O processo de análise e interpretação desenvolvido possibilitou uma reflexão com pendor interpretativo do conteúdo, à luz da matriz sócio histórica traçada sobre a época. Tal processo triangulou um discurso 'estatutário', um discurso 'político local' e um discurso 'da imprensa'. A dimensão pedagógica infere-se em cruzamento com as referências teóricas que plasmam a História da Educação de infância em Portugal, que reportamos neste artigo e que identificam e interpretam um discurso 'oficial', ideológico, pluralista, orientador de princípios, incluindo os de intenção pedagógica (Cardona, 1997).
Portugal nos finais do século XIX e início do século XX: a realidade de uma cidade do interior do país
No dealbar do século XX, Portugal era um país pobre (Mattoso, 1994), cujos traços de ruralidade tendiam a perpetuar-se em torno de um desenvolvimento industrial e tecnológico bastante exíguo, tendo como referência os países do continente europeu, em franco crescimento económico (Reis, 1984). Assinalado pelos seus inúmeros fatores condicionantes, o país apresentava-se com algumas especificidades: instabilidade política (Marques, 1991); débil rede ferrovia; dependência de capitais externos; diminuta produtividade; lento crescimento da população portuguesa; elevadas taxas de analfabetismo (Carvalho, 2011) e elevados níveis de pobreza (Silva, 2017).
No interior desse Portugal situava-se a cidade de Portalegre, cuja elevação se ficou a dever ao monarca D. João III, no ano de 1550. De traços medievais abundantes, resultantes do seu amuralhado histórico, emerge a cidade de Portalegre, marcada, de forma indelével, pelas suas ruas onde, no início do século XX, abundavam diversos profissionais, como sapateiros, canastreiros, alfaiates, carpinteiros, entre outros. Ladeada por povoados rurais, a cidade assimilava na perfeição a ruralidade, marcada pela existência de uma agricultura, ainda que insípida, com o dinamismo próprio de um concelho que assistia ao processo de industrialização, atraindo diversas famílias em redor do seu labor.

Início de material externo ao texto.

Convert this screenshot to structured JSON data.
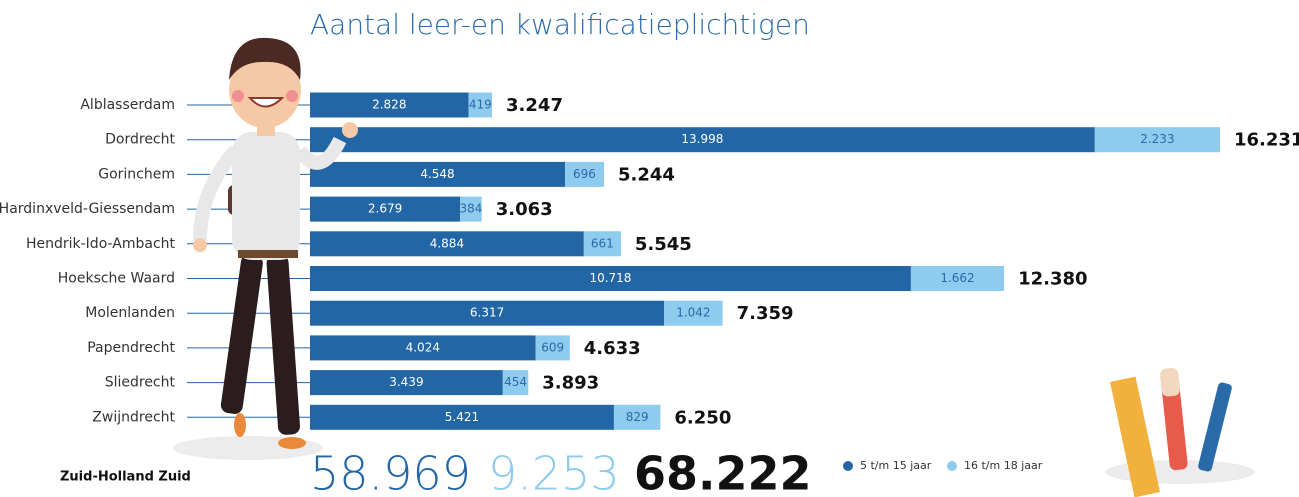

Inevitavelmente, despontavam alguns bairros habitacionais, novos planos de abastecimento de águas e estabelecimentos comerciais, capazes de responder às necessidades mais prementes da população portalegrense. Em simultâneo, essa industrialização era acompanhada pela fixação de alguns serviços basilares neste enlace e, segundo Ventura (2012), instalaram-se na cidade novos serviços, entre os quais delegações da Caixa Económica Portuguesa em dezembro de 1887 e do Banco de Portugal em abril de 1891, situando-se os lucros da agência de Portalegre em 10.934§réis.
À cidade, e à semelhança do que acontecia pelo país, começaram a chegar capitalistas ingleses. A forte presença destes capitalistas em Portugal sempre foi uma realidade, pois desde os primórdios da contemporaneidade que se fixaram em território nacional distintos capitalistas, capazes de dinamizar o arranque do processo de industrialização.
Entre outras matérias-primas, os ingleses interessaram-se pela cortiça portuguesa, transportando tal matéria prima para o mercado britânico. É neste contexto que, no ano de 1848, chegou a Portalegre a família Robinson, chefiada por George William Robinson. Tudo se iniciou com a compra de uma oficina ao seu conterrâneo Thomas Reynolds e, pouco a pouco, essa oficina transformou-se numa indústria corticeira, que iria permanecer de forma contínua a laborar por mais de um século. Conseguiu resistir a inúmeras transformações, aglomerando, por diversas vezes, mão de obra oriunda de outros setores.
Sendo uma figura de enorme destaque filantropo, como o próprio inquérito industrial no final do século XIX (1881) o afirmava, George William Robinson destacou-se pelas inegáveis qualidades enquanto gestor de negócios, que permitiram colocar Portugal como um dos maiores produtores e exportadores de cortiça a nível mundial. A sua visão capitalista e filantrópica fê-lo encetar uma multiplicidade de caminhos entrosados numa mesma estratégia, capacitando e alargando as competências do "império" corticeiro.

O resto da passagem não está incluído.